舞踊世界サーキットで、フラメンコはどのあたりに?
今現在、唯一スペイン以外で知られているものさ。世界的に名声を得てるスペイン舞踊団は他に無いね。
だいぶ長くなった“ライブ”ツアーの感想は?
ツアーは結構きつかったけど、公演したことの無かった国でも満席状態だったりして、不思議だけどまだ終わりが見えないよ。
大トリとして、新しいプロジェクトに取り組んでいるんですか?
新しい舞踊団を監督、プロデュースし終わったばかりで、“デ・アモル・イ・オディオ”をももうかれこれ一年間準備し続けてる...息をさせてくれ!!
今現在は俺のすべての力をこの新しい舞踊団に注いでるけど、まだ“ライブ”のツアー中だし、9月にはニューヨークでの発表もあるんだ。正直言って今のところ時間ないよ。

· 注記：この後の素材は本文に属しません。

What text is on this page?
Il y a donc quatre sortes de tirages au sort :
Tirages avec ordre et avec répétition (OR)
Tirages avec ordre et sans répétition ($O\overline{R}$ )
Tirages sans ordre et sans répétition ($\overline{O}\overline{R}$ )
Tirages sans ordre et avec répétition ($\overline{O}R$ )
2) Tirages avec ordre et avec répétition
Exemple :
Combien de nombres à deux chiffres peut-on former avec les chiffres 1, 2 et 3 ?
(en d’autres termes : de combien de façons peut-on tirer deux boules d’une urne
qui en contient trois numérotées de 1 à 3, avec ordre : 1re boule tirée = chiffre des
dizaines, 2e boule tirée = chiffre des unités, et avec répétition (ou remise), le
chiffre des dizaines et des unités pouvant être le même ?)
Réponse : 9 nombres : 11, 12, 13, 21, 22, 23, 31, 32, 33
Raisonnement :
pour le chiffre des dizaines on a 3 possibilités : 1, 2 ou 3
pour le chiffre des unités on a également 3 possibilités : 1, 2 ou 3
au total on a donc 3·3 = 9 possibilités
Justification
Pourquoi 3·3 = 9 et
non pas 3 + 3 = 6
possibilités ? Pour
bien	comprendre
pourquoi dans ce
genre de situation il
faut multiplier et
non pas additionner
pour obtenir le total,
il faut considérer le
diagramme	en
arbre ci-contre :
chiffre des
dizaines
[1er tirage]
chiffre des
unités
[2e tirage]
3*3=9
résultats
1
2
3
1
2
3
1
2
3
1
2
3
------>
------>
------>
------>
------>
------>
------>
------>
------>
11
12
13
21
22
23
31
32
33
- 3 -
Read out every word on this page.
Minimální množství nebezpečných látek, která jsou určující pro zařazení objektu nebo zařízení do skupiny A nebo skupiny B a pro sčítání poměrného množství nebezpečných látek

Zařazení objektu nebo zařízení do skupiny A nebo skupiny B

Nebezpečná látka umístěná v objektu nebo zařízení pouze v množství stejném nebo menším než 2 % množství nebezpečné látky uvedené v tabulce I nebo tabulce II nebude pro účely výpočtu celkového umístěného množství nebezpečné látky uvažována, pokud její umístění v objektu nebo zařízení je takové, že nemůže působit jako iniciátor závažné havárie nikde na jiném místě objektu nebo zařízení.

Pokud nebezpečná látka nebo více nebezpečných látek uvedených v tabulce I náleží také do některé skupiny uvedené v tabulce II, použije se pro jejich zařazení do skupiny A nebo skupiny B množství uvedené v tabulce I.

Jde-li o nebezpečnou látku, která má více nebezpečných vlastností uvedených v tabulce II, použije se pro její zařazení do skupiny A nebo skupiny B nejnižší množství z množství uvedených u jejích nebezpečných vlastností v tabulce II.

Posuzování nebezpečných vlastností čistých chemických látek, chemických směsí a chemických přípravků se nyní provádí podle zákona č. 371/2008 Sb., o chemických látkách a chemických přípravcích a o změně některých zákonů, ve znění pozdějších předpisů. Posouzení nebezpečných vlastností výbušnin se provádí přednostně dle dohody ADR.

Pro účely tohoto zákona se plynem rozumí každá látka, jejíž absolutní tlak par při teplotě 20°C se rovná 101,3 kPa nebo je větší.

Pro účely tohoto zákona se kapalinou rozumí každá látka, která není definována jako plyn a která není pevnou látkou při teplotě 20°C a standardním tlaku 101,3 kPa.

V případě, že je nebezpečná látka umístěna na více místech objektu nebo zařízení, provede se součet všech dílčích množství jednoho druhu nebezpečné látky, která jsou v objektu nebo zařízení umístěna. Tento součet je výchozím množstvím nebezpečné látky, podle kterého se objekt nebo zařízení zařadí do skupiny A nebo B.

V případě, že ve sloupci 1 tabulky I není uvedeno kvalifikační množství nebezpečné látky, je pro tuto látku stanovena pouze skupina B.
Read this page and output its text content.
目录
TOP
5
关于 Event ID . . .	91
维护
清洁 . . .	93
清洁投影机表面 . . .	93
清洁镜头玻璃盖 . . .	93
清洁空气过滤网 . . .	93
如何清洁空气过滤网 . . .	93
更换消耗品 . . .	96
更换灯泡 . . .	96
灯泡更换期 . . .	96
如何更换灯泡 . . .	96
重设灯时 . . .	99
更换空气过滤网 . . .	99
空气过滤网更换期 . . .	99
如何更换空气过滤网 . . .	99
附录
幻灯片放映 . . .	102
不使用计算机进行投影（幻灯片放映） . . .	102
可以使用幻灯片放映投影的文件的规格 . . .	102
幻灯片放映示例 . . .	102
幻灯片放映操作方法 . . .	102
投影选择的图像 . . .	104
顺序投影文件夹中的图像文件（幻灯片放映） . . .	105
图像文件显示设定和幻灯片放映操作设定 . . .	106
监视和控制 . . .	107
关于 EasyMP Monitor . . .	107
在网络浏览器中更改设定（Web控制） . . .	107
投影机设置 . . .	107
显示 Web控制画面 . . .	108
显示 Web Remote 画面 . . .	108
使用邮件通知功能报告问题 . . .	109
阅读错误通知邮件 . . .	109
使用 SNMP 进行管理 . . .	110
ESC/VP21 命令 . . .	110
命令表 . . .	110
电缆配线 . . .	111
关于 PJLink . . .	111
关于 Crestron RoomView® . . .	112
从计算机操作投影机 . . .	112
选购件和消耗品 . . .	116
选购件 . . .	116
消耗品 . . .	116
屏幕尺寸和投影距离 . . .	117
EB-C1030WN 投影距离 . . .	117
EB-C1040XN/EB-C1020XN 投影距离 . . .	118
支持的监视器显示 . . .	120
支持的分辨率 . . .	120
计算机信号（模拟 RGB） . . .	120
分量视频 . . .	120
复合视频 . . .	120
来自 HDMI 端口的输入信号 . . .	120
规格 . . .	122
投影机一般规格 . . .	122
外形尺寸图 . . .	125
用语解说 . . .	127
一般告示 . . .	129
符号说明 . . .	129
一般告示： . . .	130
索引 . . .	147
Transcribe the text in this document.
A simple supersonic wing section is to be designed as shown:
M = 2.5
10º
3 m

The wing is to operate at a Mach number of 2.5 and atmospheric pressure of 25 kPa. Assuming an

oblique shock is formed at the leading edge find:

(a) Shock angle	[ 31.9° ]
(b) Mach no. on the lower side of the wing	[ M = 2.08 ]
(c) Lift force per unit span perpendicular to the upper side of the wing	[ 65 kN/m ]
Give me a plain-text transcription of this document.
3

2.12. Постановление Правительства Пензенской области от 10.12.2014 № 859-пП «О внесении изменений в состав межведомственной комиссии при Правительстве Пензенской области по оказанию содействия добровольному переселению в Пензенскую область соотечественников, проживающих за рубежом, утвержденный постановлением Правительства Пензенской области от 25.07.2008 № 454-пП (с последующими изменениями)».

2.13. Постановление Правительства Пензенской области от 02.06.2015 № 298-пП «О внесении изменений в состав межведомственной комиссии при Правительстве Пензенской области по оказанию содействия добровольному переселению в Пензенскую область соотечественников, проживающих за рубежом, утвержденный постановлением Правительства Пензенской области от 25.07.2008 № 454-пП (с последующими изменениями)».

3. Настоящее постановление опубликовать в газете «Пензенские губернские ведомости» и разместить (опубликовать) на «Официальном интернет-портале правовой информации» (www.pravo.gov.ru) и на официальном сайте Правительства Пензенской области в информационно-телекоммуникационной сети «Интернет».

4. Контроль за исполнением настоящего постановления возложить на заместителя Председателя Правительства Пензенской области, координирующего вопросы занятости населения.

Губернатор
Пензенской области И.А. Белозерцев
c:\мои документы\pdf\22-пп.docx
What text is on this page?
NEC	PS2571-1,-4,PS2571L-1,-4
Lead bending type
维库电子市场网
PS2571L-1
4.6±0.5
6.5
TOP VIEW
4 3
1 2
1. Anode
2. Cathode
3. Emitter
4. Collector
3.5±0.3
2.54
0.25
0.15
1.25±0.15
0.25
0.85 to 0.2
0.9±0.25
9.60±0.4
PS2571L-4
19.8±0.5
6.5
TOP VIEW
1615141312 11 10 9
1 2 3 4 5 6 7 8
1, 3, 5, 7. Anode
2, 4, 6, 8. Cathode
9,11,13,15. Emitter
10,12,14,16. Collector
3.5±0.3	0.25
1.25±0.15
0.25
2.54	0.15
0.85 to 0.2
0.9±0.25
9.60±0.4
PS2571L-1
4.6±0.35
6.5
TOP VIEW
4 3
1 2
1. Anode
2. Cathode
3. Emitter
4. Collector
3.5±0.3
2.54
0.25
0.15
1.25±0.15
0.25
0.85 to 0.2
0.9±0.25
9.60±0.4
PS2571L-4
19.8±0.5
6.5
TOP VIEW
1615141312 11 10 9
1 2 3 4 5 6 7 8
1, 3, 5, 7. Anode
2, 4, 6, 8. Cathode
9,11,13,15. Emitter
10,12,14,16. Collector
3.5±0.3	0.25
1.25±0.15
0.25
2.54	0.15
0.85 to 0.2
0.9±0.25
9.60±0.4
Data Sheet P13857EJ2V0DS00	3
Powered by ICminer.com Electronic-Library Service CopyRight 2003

最後に、アントニオ・ガデスについて一言おねがいします。あなたや、あなたと同じ世代のバイラオール達にとって、彼はどのような影響を与えましたか?
他のバイラオールにはどうか分からないけど、俺にとって彼の死はとっても悲しい出来事だった。スペインにとって、大きな欠乏だと思う。フラメンコを舞台芸術へもっていった唯一の人間さ。誰よりもよく働く闘士だった、偉大なアーティストを失うことになったよ。新しい世代に偉大なレガシーを残していったと思う。俺にとって、彼の最も象徴的で完璧な作品は“ボダス・デ・サングレ”だね。